Bill Clinton tried to solve the Iraqi problem from 10,000 feet. During his presidency America bombed Iraq but stopped short of any serious engagement. At enormous cost America, in particular, but other nations, notably Britain, have committed ground troops to Iraq and Afghanistan in the hope of giving those two troubled nations the possibility of the same freedoms that we enjoy. Mr Cameron is 100% correct to say that democracy is much more than elections but it is misleading to suggest that Iraq’s democracy is being imposed from 10,000 feet or at the barrel of a gun. For example, enormous efforts have been made to craft constitutions that respect the rights of women and religious diversity in both countries. Troops are now embedded in Iraqi communities, intimately involved in community protection, and providing the space that is necessary for political and institutional progress.
In an ideal world we would have time to allow the institutions that support democracy to evolve – as Mr Cameron recommends – but we don’t live in an ideal world.

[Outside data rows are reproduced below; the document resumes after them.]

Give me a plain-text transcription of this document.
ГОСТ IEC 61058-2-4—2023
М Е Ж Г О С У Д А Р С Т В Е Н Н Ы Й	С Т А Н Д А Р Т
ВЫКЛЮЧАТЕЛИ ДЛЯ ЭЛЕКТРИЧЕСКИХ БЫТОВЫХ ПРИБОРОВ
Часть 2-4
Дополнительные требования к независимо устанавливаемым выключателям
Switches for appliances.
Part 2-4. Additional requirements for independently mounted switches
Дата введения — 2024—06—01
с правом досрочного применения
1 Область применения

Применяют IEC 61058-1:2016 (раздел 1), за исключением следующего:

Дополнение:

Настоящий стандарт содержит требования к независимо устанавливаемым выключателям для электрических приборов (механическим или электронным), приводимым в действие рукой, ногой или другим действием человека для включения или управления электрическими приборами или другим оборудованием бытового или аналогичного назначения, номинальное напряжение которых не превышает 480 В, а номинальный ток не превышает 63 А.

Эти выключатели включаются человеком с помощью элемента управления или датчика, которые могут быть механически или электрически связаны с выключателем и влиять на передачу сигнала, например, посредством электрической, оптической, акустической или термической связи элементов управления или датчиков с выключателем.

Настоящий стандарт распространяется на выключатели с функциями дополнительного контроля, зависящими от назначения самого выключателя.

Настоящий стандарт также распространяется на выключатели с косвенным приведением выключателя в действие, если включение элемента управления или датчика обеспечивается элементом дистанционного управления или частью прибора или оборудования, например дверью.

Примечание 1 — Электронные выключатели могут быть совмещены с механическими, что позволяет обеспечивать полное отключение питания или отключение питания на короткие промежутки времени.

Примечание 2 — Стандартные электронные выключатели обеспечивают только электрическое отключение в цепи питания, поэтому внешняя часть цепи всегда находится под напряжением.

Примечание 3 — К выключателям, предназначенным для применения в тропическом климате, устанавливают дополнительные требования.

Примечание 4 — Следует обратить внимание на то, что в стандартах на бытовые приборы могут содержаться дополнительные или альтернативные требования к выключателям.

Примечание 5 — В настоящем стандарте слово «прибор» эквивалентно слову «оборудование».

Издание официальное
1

The free world had to intervene in Afghanistan because the nation’s Taliban regime was supporting al-Qaeda, not least the 9/11 attacks. Without that intervention we cannot know how recent history might have been different but who thought, at the time, that 9/11 was an isolated event rather than the beginning of a campaign of terror?
More controversially, we also had to intervene in Iraq because Saddam Hussein was an unrepentant threat to the peace of the region and wider world. The Iraq campaign was very badly handled. We all know that but David Cameron would be better advised to criticise the Rumsfeld doctrine – and its belief in a limited deployment – or Iran for its destabilising role. Talk of dropping democracy from 10,000 feet makes for good headlines but it doesn’t help us understand what went wrong – nor what has begun to go right in Iraq.